The Riddins Mound council estate was built near the Halesowen Road railway overbridge in the 1960s. The estate provided 547 homes, 288 of which were in three 16-storey tower blocks, with the remainder spread across seven three-storey blocks of flats, nine maisonette blocks and four bungalows. However, the estate had fallen into decline by the early 1990s, and in August 1996 one of the tower blocks was demolished in a controlled explosion. The remaining properties have been refurbished and community facilities improved.

Notable buildings
Haden Hill House, a Victorian gentleman's residence and Haden Old Hall are set in a municipal park to the south of the town centre. Both are in the ownership of Sandwell Borough Council and are open to the public.

The Church of the Holy Trinity and a former butcher's shop at 191 Halesowen Road are grade II listed. The latter's listing in 2005 concludes:

Schools and education
Ormiston Forge Academy, (formerly Heathfield Foundation Technology College, and previously Heathfield High School) was built during the 1970s on Wright's Lane and is the only secondary school in Old Hill and Cradley Heath.  A new technology block and a sports hall had been added by 1988.

Old Hill has three primary schools:
 Old Hill Primary School and Nursery is next to Holy Trinity Church on Lawrence Lane/Halesowen Road.
 Redall Hill Primary School and Nursery on Mace Street/Trinity Street is housed in the buildings of the former Macefields Secondary School, which date from 1891.
 Temple Meadow Primary School and Nursery is on Wright's Lane and Clifton Street; two buildings have datestones of 1898.

Transport
Old Hill is served by Old Hill railway station on the main line from Birmingham, Snow Hill to Stourbridge.

Buses run to Halesowen, Dudley, Walsall, West Bromwich, Birmingham and Merry Hill Shopping Centre.

A branch of the Dudley Canal passes to the east of the town.

Former

Trams ran from Old Hill to Blackheath along a single line track with passing place loops owned by Rowley Regis Urban District Council. Perry Park Road with its 100-foot incline and hairpin bend was laid specifically for the tramway to avoid the steeper gradient up Waterfall Lane. The service was operated by Dudley, Stourbridge and District Electric Traction Company and commenced on 19 November 1904. The service continued until 30 June 1927.

Notable people
Old Hill is the birthplace of cricketer Eric Hollies and his father Billy Hollies, one of the last of the underarm bowlers in League cricket. Comedian/comic actress Josie Lawrence, star of Whose Line Is It Anyway? and EastEnders, and who has topped the bill in London's West End was also born here.

Places of worship
Holy Trinity Parish Church stands at the junction of Lawrence Lane and Halesowen Road (the main street). The Grade II listed church building was completed circa 1875 and is built of snecked rock-faced red sandstone. The church was founded by a group of worshippers who preferred a more Protestant liturgy and evangelical style of worship than the High Church form practiced at St Luke's, Cradley Heath.

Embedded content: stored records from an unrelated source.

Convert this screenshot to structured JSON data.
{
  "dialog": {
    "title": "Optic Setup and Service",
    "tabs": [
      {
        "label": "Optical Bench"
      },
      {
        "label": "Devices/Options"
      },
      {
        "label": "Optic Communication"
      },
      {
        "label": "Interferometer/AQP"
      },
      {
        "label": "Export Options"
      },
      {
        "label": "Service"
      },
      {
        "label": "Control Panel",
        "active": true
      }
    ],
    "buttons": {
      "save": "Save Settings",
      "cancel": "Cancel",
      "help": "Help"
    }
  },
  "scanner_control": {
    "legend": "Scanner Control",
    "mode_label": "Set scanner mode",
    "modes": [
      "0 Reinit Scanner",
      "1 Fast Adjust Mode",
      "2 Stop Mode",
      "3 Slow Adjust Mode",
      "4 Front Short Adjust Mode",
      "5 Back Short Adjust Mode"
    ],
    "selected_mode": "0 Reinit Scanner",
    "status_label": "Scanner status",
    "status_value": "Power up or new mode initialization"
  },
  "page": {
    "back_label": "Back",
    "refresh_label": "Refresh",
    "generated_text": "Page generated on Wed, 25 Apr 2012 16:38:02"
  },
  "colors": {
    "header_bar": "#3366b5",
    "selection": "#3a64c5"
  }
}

Almost opposite the parish church on Halesowen Road are the Kingdom Hall of Jehova's Witnesses and the Old Hill Masjid, the latter occupying the former Zion's Hill Methodist Church Sunday School building.

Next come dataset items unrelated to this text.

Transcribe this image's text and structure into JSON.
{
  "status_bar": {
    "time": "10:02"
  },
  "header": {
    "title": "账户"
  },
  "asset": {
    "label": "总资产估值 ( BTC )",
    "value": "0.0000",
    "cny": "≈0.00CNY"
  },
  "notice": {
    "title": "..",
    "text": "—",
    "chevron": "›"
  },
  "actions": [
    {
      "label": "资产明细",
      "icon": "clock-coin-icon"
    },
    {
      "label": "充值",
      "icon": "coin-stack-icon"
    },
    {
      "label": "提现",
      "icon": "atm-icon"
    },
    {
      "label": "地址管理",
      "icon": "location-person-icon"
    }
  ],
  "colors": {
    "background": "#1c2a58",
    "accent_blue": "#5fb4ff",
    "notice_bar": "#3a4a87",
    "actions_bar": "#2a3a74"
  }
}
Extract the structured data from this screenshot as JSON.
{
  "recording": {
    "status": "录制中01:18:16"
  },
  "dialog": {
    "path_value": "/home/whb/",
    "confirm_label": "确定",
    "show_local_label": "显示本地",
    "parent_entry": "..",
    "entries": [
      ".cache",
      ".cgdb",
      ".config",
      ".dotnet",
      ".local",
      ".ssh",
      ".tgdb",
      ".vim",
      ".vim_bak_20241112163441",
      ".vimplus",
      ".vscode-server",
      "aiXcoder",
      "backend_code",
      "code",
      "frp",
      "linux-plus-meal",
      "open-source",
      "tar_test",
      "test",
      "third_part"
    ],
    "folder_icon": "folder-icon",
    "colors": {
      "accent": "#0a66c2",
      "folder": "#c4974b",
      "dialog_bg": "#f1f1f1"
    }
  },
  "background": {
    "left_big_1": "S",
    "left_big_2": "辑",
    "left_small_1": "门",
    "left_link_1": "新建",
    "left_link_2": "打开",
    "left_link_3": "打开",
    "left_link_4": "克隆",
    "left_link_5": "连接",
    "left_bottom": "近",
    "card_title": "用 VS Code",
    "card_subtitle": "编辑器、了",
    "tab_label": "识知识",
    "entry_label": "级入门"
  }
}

Our Lady of Lourdes Roman Catholic Church was founded in the 1920s in a disused button factory, utilised until a new church was built in the late 1970s. The new church was blessed by the Most Reverend Maurice Couve de Murville, Seventh Archbishop of Birmingham, on 13 October 1988 and was consecrated by the Right Reverend David McGough, Auxiliary Bishop of Birmingham, 1 November 2008.

The Methodists meet at a building on the corner of Lawrence Lane and Clyde Street, built after several other congregations amalgamated. St James Wesleyan Reform Union church is on Highgate Street.
 
Spring Meadow Baptist Church (or Chapel) was established in 1841, thus preceding Holy Trinity Parish Church, and greatly extended in 1864. A number of members and congregation from Spring Meadow left in 1902 to form the Ebenezer Strict Baptist Chapel, and opened a new church building on Station Road in 1904.

Former

The Macefield Mission building in Claremont Street has a datestone of 1904. The Mission had vacated the building prior to February 2022.